Foluke Ogunleye, Professor of Theatre and Media Arts, in the Department of Dramatic Arts, Obafemi Awolowo University, Ile Ife, Osun State, has called on media professionals to use the persuasive power of the media for the development of positive popular cultures in the society.
Professor Ogunleye, who made the call at the 9th edition of the National Institute for Cultural Orientation (NICO) organized Quarterly National Media Workshop for Arts Writers and Editors, held recently at the Nigerian Institute of International Affairs (NIIA), Victoria Island, Lagos, with the theme, “Culture as a Panacea in the Peaceful Coexistence of a Multi-ethnic Nation: Functions of the Mass Media,” was presenting a paper, titled, “Nigeria’s Season of Anomie: Fashioning a Cultural Media Tool-Kit.”
She defined culture as the beliefs, values, or other frameworks of reference by which we make sense of our experiences, saying, “We are to a large extent dependent on regular contact with the mass media for information, entertainment, ideas, opinion and many other things all of which are connected to our attempts to ‘make sense’ of who and what we are and the mass media have become ‘facts of life’ and we have all become socially and culturally more dependent on them;” adding that, “this dependence on the mass media also concerns how we communicate our beliefs, values and ideas, therefore the mass media are centrally involved in the production of a modern culture.”

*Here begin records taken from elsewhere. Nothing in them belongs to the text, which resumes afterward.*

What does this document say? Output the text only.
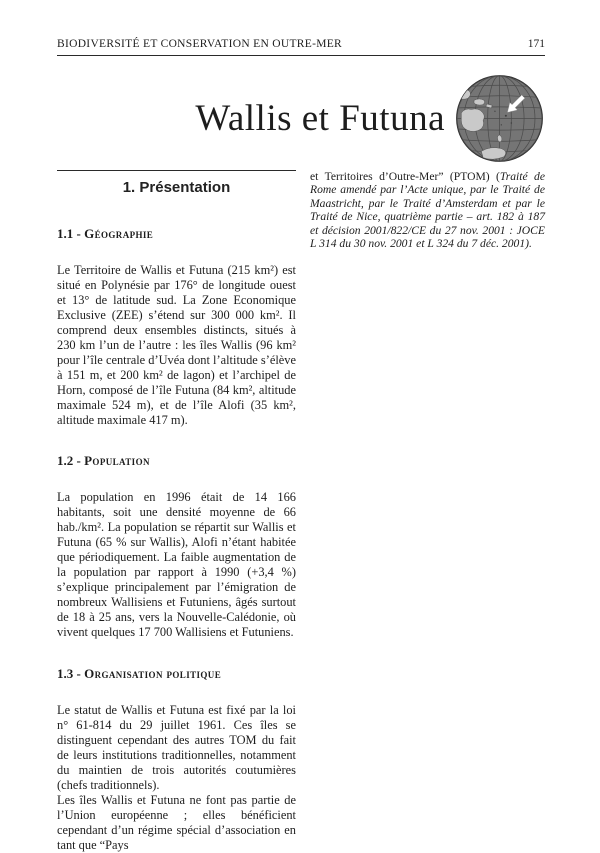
BIODIVERSITÉ ET CONSERVATION EN OUTRE-MER	171
Wallis et Futuna
1. Présentation
1.1 - Géographie

Le Territoire de Wallis et Futuna (215 km²) est situé en Polynésie par 176° de longitude ouest et 13° de latitude sud. La Zone Economique Exclusive (ZEE) s’étend sur 300 000 km². Il comprend deux ensembles distincts, situés à 230 km l’un de l’autre : les îles Wallis (96 km² pour l’île centrale d’Uvéa dont l’altitude s’élève à 151 m, et 200 km² de lagon) et l’archipel de Horn, composé de l’île Futuna (84 km², altitude maximale 524 m), et de l’île Alofi (35 km², altitude maximale 417 m).

1.2 - Population

La population en 1996 était de 14 166 habitants, soit une densité moyenne de 66 hab./km². La population se répartit sur Wallis et Futuna (65 % sur Wallis), Alofi n’étant habitée que périodiquement. La faible augmentation de la population par rapport à 1990 (+3,4 %) s’explique principalement par l’émigration de nombreux Wallisiens et Futuniens, âgés surtout de 18 à 25 ans, vers la Nouvelle-Calédonie, où vivent quelques 17 700 Wallisiens et Futuniens.

1.3 - Organisation politique

Le statut de Wallis et Futuna est fixé par la loi n° 61-814 du 29 juillet 1961. Ces îles se distinguent cependant des autres TOM du fait de leurs institutions traditionnelles, notamment du maintien de trois autorités coutumières (chefs traditionnels).

Les îles Wallis et Futuna ne font pas partie de l’Union européenne ; elles bénéficient cependant d’un régime spécial d’association en tant que “Pays

et Territoires d’Outre-Mer” (PTOM) (Traité de Rome amendé par l’Acte unique, par le Traité de Maastricht, par le Traité d’Amsterdam et par le Traité de Nice, quatrième partie – art. 182 à 187 et décision 2001/822/CE du 27 nov. 2001 : JOCE L 314 du 30 nov. 2001 et L 324 du 7 déc. 2001).
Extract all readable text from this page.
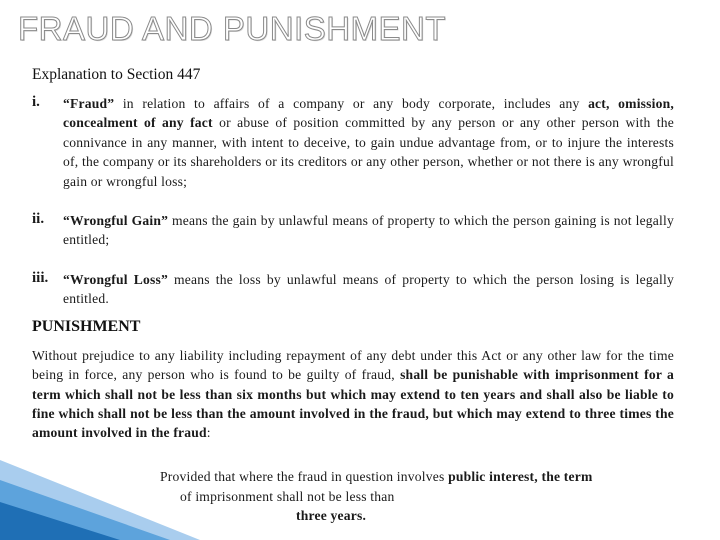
FRAUD AND PUNISHMENT
Explanation to Section 447
i.	“Fraud” in relation to affairs of a company or any body corporate, includes any act, omission, concealment of any fact or abuse of position committed by any person or any other person with the connivance in any manner, with intent to deceive, to gain undue advantage from, or to injure the interests of, the company or its shareholders or its creditors or any other person, whether or not there is any wrongful gain or wrongful loss;
ii.	“Wrongful Gain” means the gain by unlawful means of property to which the person gaining is not legally entitled;
iii.	“Wrongful Loss” means the loss by unlawful means of property to which the person losing is legally entitled.
PUNISHMENT
Without prejudice to any liability including repayment of any debt under this Act or any other law for the time being in force, any person who is found to be guilty of fraud, shall be punishable with imprisonment for a term which shall not be less than six months but which may extend to ten years and shall also be liable to fine which shall not be less than the amount involved in the fraud, but which may extend to three times the amount involved in the fraud:
Provided that where the fraud in question involves public interest, the term
of imprisonment shall not be less than
three years.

The university don said, since the mid-19th century, people have come to live not only in a situated culture, where the surroundings, family, friends, school, work, neighbourhood and so on, shape individual and cultural identities through small-scale communications and interactions on a day-to-day basis with the place people live in and those around; but in a culture of mediation, where the press, film, cinema, television, radio and more recently, the Internet, have developed to supply larger scale means of public communication.
According to her, our situated culture exists within a much wider mediated world, noting that, “the introduction of the term ‘global village’ in the 1960s illustrates how much our world has changed and the change is due almost entirely to the development of mass communications.”
The theatre scholar, quoting Takis Fotopoulos, who said, “Culture is the integrated pattern of human knowledge, belief and behaviour,” posits that this definition, which is broad enough to include all major aspects of culture: language, ideas, beliefs, customs, taboos, codes, institutions, tools, techniques, works of art, rituals, ceremonies, and so on, help us to cultivate reliable guidelines for daily living, contribute to the health and well-being of our culture, act as prescriptions for correct and moral behaviours, lend meaning and coherence to life, and provide a means to achieve a sense of integrity, safety and belonging.
Speaking further, she said, lack of these norms leads to anomie, which is the absence of social norms, otherwise known as, normlessness, a situation that describes the breakdown of social bonds between individuals and their communities, under unruly scenarios possibly resulting in fragmentation of social identity and rejection of self-regulatory values, as popularized by French sociologist, Émile Durkheim.
Professor Ogunleye highlighted three basic ways through which the mass media could possibly proffer solutions to the above scenario, arguing that film and television can influence our positive norms, firstly, by reinforcing our existing positive norms, which are gradually being eroded due to the influence of foreign norms; secondly, by creating new convictions on issues that the public may not be familiar with; and thirdly, by helping to destroy obsolete norms.
Concluding, she maintained that, if the media would observe the six stages of development in intercultural sensitivity as prescribed by Bennett, in the practice of their responsibility profession to society, stages that include, avoiding ‘Denial,’ which does not recognize cultural differences; ‘Defence,’ which recognizes some differences but sees them as negative; and ‘Minimization,’ which is unaware of projections of own cultural values but sees own values as superior; informing that the media should imbibe the other stages that include, ‘Acceptance,’ which shifts perspectives to understand that the same ordinary behaviour in one’s culture can have different meanings in different cultures, ‘Adaptation,’ which can evaluate other’s behaviour from their frame of reference and can adapt behaviour to fit the norms of a different culture; and ‘Integration,’ which can shift frame of reference and also deal with resulting identity issues.